Step 1: Using the triangle sum theorem, set up an equation making the three interior angle algebraic expressions equal to \(180^\circ\) and solve for the variable. |
\((-9x+3)^\circ +(12x+99)^\circ +90^\circ=\)\(180^\circ\) Rewrite the left-hand side of the equation without the parentheses and combine like terms: \(3x+192=180\) Subtract \(192\) on both sides of the equal sign: \(3x=-12\) Divide by \(3\) to solve for \(x\): \(x=-4.\) |
Step 2: Substitute the value of the variable into the expression(s) and find the measure of the indicated interior angle(s). |
\( m \angle \text{G}=(-9x+3)^\circ =(-9(-4)+3)^\circ\)\(=(36+3)^\circ =39^\circ\) \( m \angle \text{H}=(99+12x)^\circ =(99+12(-4))^\circ\)\(=(99–48)^\circ =51^\circ\) |
Step 3: Check your solution by adding all three angle measurements together. If their sum equals \(180^\circ\), the value obtained for the variable is correct. |
\(90^\circ +39^\circ +51^\circ =180^\circ\) \(180^\circ =180^\circ\)  |
A new pool has just been installed outside the local recreation center. The pool is triangular in shape with interior angle measurements of \((2x–11)^\circ, (4x+4)^\circ,\) and \((85–2x)^\circ\).
What are the values of the three interior angle measurements? What type of triangle is this?
With \(x=25.5,\) the interior angle measurements are:
\(34^\circ,\ 40^\circ,\) and \(106^\circ\)
The pool is in the shape of an obtuse scalene triangle.
If you need help arriving at this answer, click the Solution button.

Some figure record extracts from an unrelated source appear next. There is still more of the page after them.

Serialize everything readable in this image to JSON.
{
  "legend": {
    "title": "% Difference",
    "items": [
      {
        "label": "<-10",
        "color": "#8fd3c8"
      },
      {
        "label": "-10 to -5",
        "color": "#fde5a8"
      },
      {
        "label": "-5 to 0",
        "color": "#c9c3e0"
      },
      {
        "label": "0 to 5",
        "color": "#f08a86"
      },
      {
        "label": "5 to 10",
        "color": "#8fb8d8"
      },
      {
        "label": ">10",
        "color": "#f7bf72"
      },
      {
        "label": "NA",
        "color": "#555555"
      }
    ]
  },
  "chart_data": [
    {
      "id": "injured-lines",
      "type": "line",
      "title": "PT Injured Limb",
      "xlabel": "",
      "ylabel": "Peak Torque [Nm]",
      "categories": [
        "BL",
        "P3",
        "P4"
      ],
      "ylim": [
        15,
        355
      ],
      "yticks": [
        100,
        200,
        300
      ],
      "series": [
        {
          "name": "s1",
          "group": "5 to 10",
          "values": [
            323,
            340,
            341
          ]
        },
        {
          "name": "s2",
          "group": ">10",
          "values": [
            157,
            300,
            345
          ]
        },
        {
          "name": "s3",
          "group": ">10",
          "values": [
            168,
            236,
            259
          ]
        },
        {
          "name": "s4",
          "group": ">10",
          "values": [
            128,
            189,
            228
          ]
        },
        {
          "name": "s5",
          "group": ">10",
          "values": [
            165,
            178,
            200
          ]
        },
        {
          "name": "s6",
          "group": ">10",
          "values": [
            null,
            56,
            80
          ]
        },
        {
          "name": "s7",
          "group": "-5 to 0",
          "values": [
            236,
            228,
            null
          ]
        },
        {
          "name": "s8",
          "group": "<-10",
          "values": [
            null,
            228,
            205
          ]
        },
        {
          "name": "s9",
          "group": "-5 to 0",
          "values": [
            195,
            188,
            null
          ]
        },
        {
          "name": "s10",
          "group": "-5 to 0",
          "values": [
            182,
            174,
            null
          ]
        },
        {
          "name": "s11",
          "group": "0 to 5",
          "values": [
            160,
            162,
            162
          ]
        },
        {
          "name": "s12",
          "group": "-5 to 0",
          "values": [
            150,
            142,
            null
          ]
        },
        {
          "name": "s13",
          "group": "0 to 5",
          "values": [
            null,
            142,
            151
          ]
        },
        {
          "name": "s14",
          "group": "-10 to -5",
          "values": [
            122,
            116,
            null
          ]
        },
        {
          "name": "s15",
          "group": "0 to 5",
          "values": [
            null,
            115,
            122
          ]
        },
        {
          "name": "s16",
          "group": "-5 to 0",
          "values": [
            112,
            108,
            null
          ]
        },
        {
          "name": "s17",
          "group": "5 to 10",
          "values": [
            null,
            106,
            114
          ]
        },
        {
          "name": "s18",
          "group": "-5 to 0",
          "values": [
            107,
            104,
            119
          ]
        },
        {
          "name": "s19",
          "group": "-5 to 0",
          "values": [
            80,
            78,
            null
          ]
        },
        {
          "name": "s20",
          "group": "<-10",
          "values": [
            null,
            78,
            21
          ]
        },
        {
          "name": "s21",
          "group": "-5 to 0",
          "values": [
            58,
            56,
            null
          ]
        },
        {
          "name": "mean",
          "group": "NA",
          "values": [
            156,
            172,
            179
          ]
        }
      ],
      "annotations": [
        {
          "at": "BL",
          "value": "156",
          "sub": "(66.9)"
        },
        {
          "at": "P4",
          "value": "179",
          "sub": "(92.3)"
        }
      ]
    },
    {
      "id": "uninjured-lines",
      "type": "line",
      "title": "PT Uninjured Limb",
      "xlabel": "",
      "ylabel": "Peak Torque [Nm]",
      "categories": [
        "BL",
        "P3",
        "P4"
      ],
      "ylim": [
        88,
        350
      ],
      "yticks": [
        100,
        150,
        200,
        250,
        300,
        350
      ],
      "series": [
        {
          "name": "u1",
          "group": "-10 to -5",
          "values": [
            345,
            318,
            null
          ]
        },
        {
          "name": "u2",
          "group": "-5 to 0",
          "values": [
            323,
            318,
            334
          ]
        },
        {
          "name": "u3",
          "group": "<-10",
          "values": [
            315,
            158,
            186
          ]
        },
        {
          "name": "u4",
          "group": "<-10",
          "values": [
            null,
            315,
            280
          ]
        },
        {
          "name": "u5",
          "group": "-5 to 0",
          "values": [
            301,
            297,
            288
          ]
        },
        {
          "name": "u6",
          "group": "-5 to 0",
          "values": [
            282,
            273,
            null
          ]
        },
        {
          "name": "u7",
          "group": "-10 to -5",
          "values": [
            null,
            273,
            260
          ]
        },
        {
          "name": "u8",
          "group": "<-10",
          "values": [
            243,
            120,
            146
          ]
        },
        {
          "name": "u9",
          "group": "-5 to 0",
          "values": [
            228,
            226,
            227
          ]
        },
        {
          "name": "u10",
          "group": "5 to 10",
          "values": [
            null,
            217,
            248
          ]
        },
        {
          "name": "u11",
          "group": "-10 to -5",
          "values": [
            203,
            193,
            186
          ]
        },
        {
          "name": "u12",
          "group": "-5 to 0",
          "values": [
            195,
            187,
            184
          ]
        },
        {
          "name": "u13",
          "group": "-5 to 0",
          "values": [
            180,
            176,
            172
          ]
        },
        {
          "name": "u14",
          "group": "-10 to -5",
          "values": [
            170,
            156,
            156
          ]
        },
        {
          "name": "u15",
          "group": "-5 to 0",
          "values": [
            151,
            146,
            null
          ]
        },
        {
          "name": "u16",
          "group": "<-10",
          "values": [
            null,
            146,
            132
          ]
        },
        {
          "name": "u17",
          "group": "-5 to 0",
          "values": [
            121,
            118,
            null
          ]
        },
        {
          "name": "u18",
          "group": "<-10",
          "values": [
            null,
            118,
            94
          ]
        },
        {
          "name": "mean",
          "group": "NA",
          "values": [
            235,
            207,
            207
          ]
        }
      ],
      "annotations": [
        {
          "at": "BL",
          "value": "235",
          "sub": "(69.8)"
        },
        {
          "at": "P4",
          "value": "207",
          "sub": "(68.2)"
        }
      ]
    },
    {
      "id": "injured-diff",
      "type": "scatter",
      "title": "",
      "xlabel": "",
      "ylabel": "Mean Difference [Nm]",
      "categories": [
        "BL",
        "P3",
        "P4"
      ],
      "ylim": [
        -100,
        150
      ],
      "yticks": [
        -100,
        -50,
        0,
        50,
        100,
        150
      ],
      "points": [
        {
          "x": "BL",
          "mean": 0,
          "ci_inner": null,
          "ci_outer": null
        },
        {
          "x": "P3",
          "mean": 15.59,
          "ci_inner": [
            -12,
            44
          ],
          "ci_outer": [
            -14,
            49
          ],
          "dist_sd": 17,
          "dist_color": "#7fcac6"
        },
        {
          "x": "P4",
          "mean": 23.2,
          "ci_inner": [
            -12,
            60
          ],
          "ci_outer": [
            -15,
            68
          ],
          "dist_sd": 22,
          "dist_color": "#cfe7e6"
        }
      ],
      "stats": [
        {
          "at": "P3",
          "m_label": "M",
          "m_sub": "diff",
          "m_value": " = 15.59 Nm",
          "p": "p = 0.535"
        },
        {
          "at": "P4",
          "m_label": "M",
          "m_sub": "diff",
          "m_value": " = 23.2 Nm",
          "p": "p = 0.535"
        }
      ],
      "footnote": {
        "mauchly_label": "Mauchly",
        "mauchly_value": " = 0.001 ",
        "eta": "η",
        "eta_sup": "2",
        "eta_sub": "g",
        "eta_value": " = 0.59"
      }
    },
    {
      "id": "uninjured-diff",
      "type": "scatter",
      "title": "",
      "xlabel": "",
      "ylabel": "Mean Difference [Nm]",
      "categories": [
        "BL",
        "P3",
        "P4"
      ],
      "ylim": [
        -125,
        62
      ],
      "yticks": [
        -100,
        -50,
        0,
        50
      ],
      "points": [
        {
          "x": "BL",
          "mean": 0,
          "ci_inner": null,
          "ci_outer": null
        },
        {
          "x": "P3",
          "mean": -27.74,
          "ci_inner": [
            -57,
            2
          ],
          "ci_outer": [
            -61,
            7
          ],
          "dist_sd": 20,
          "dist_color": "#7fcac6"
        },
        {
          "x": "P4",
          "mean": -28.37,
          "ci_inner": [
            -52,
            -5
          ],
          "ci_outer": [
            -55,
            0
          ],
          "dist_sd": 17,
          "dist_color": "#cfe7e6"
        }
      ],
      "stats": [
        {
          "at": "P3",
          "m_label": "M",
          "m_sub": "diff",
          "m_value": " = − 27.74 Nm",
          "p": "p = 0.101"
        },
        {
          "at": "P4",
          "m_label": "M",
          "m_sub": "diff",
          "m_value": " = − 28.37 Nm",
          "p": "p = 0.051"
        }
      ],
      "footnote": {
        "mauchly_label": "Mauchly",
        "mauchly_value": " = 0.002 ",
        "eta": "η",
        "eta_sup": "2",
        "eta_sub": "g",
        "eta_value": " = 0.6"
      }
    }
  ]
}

Step 1: Using the triangle sum theorem, set up an equation making the three interior angle algebraic expressions equal to \(180^\circ\) and solve for the variable. |
\((2x–11)^\circ +(4x+4)^\circ +(85–2x)^\circ\)\(=180^\circ\) Rewrite the left-hand side of the equation without the parentheses and combine like terms: \(4x+78=180\) Subtract \(5\) on both sides: \(4x=102\) Divide by \(4\) on both sides of the equal sign to solve: \(x=25\frac{1}{2}=25.5\) |
Step 2: Substitute the value of the variable into the expression(s) and find the measure of the indicated interior angle(s). |
\((2x-11)^\circ =(2(25.5)-11)^\circ =(51–11)^\circ\)\(=40^\circ\) \((4x + 4)^\circ =(4(25.5)-4)^\circ =(102+4)^\circ\)\(=106^\circ\) \((85-2x)^\circ =(85–2(25.5))^\circ =(85–51)^\circ\)\(=34^\circ\) |
Step 3: Check your solution by adding all three angle measurements together. If their sum equals \(180^\circ\), the value obtained for the variable is correct. |
\(40^\circ +34^\circ +106^\circ =180^\circ\) \(180^\circ =180^\circ\)  |
Since none of the angle measurements are congruent, this triangle is scalene. Since one interior angle measurement is greater than \(90^\circ\), this triangle is obtuse. So, the pool is in the shape of an obtuse scalene triangle.